In Nyeri, Mr Ouko notes the assembly used Sh128 million for domestic and subsistence allowances for the MCAs and staff during various workshops, meetings, retreats and seminars held outside the assembly.

“However the payments were not supported by appropriate documentation such as invitation letters, programme of the seminars and reports emanating from the meetings held.

The same case is reported in Nyandarua where the auditor questions the validity and value of the money used for domestic travel and subsistence allowances.

CONCURRENTLY

According to the report, Sh4.9 million was paid to members of the committee for meetings planned to scrutinise the 2017/18 annual development plan at the Lake Naivasha Resort.

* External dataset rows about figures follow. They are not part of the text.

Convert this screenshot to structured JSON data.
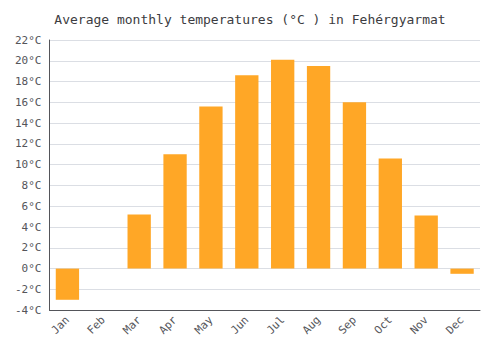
{
  "chart_data": {
    "type": "bar",
    "title": "Average monthly temperatures (°C ) in Fehérgyarmat",
    "categories": [
      "Jan",
      "Feb",
      "Mar",
      "Apr",
      "May",
      "Jun",
      "Jul",
      "Aug",
      "Sep",
      "Oct",
      "Nov",
      "Dec"
    ],
    "values": [
      -3.0,
      0.0,
      5.2,
      11.0,
      15.6,
      18.6,
      20.1,
      19.5,
      16.0,
      10.6,
      5.1,
      -0.5
    ],
    "color": "#FFA726",
    "ylim": [
      -4,
      22
    ],
    "yticks": [
      {
        "value": -4,
        "label": "-4°C"
      },
      {
        "value": -2,
        "label": "-2°C"
      },
      {
        "value": 0,
        "label": "0°C"
      },
      {
        "value": 2,
        "label": "2°C"
      },
      {
        "value": 4,
        "label": "4°C"
      },
      {
        "value": 6,
        "label": "6°C"
      },
      {
        "value": 8,
        "label": "8°C"
      },
      {
        "value": 10,
        "label": "10°C"
      },
      {
        "value": 12,
        "label": "12°C"
      },
      {
        "value": 14,
        "label": "14°C"
      },
      {
        "value": 16,
        "label": "16°C"
      },
      {
        "value": 18,
        "label": "18°C"
      },
      {
        "value": 20,
        "label": "20°C"
      },
      {
        "value": 22,
        "label": "22°C"
      }
    ],
    "grid": true
  }
}
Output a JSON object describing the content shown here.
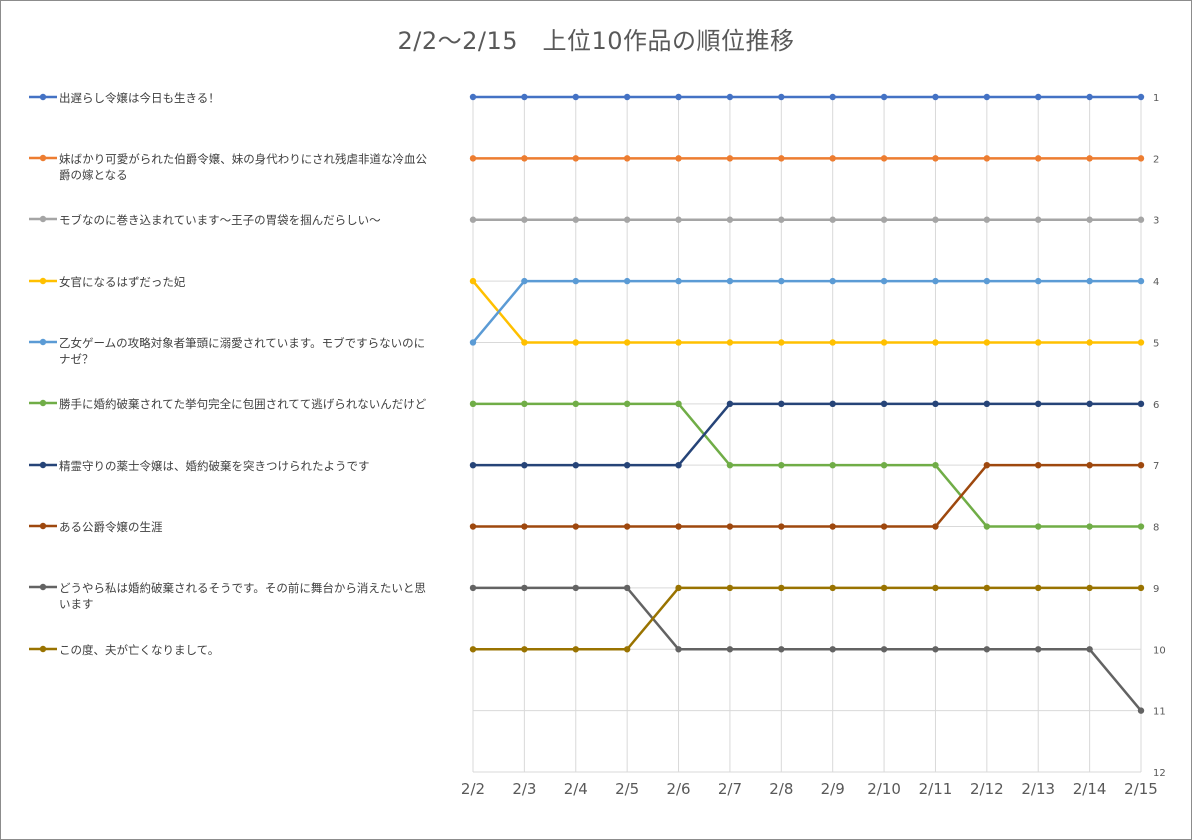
{
  "chart_data": {
    "type": "line",
    "title": "2/2～2/15　上位10作品の順位推移",
    "xlabel": "",
    "ylabel": "",
    "categories": [
      "2/2",
      "2/3",
      "2/4",
      "2/5",
      "2/6",
      "2/7",
      "2/8",
      "2/9",
      "2/10",
      "2/11",
      "2/12",
      "2/13",
      "2/14",
      "2/15"
    ],
    "y_axis": {
      "min": 1,
      "max": 12,
      "reversed": true,
      "position": "right",
      "ticks": [
        1,
        2,
        3,
        4,
        5,
        6,
        7,
        8,
        9,
        10,
        11,
        12
      ]
    },
    "grid": {
      "vertical": true,
      "horizontal": true
    },
    "legend_position": "left",
    "series": [
      {
        "name": "出遅らし令嬢は今日も生きる！",
        "color": "#4472c4",
        "values": [
          1,
          1,
          1,
          1,
          1,
          1,
          1,
          1,
          1,
          1,
          1,
          1,
          1,
          1
        ]
      },
      {
        "name": "妹ばかり可愛がられた伯爵令嬢、妹の身代わりにされ残虐非道な冷血公爵の嫁となる",
        "color": "#ed7d31",
        "values": [
          2,
          2,
          2,
          2,
          2,
          2,
          2,
          2,
          2,
          2,
          2,
          2,
          2,
          2
        ]
      },
      {
        "name": "モブなのに巻き込まれています～王子の胃袋を掴んだらしい～",
        "color": "#a5a5a5",
        "values": [
          3,
          3,
          3,
          3,
          3,
          3,
          3,
          3,
          3,
          3,
          3,
          3,
          3,
          3
        ]
      },
      {
        "name": "女官になるはずだった妃",
        "color": "#ffc000",
        "values": [
          4,
          5,
          5,
          5,
          5,
          5,
          5,
          5,
          5,
          5,
          5,
          5,
          5,
          5
        ]
      },
      {
        "name": "乙女ゲームの攻略対象者筆頭に溺愛されています。モブですらないのにナゼ？",
        "color": "#5b9bd5",
        "values": [
          5,
          4,
          4,
          4,
          4,
          4,
          4,
          4,
          4,
          4,
          4,
          4,
          4,
          4
        ]
      },
      {
        "name": "勝手に婚約破棄されてた挙句完全に包囲されてて逃げられないんだけど",
        "color": "#70ad47",
        "values": [
          6,
          6,
          6,
          6,
          6,
          7,
          7,
          7,
          7,
          7,
          8,
          8,
          8,
          8
        ]
      },
      {
        "name": "精霊守りの薬士令嬢は、婚約破棄を突きつけられたようです",
        "color": "#264478",
        "values": [
          7,
          7,
          7,
          7,
          7,
          6,
          6,
          6,
          6,
          6,
          6,
          6,
          6,
          6
        ]
      },
      {
        "name": "ある公爵令嬢の生涯",
        "color": "#9e480e",
        "values": [
          8,
          8,
          8,
          8,
          8,
          8,
          8,
          8,
          8,
          8,
          7,
          7,
          7,
          7
        ]
      },
      {
        "name": "どうやら私は婚約破棄されるそうです。その前に舞台から消えたいと思います",
        "color": "#636363",
        "values": [
          9,
          9,
          9,
          9,
          10,
          10,
          10,
          10,
          10,
          10,
          10,
          10,
          10,
          11
        ]
      },
      {
        "name": "この度、夫が亡くなりまして。",
        "color": "#997300",
        "values": [
          10,
          10,
          10,
          10,
          9,
          9,
          9,
          9,
          9,
          9,
          9,
          9,
          9,
          9
        ]
      }
    ]
  }
}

However, a similar amount had been paid to the assembly’s Trade and Industrialisation Committee in which the same MCAs who are members received allowances.

“The scrutiny of the allowances register revealed that some members were paid allowances for separate meetings held within the same time when they were supposed to be in Naivasha,” Mr Ouko says, pointing out that it was not explained how a member could be in two meetings running concurrently in different places.

DOCUMENTS

While the County Assembly of Samburu incurred a Sh56.6 million on domestic travel and accommodation allowances the audit established that an expenditure of Sh10. 3 million was not supported with relevant documents such as invitation letters, bus or work tickets to confirm that MCAs were out on duty.

Similarly, the MCAs incurred an expenditure of Sh4 million on subsistence allowances while on foreign travel during the Women Caucus in Ethiopia.

However, the payment surrender was not supported by with relevant documents to prove that they actually attended the meeting.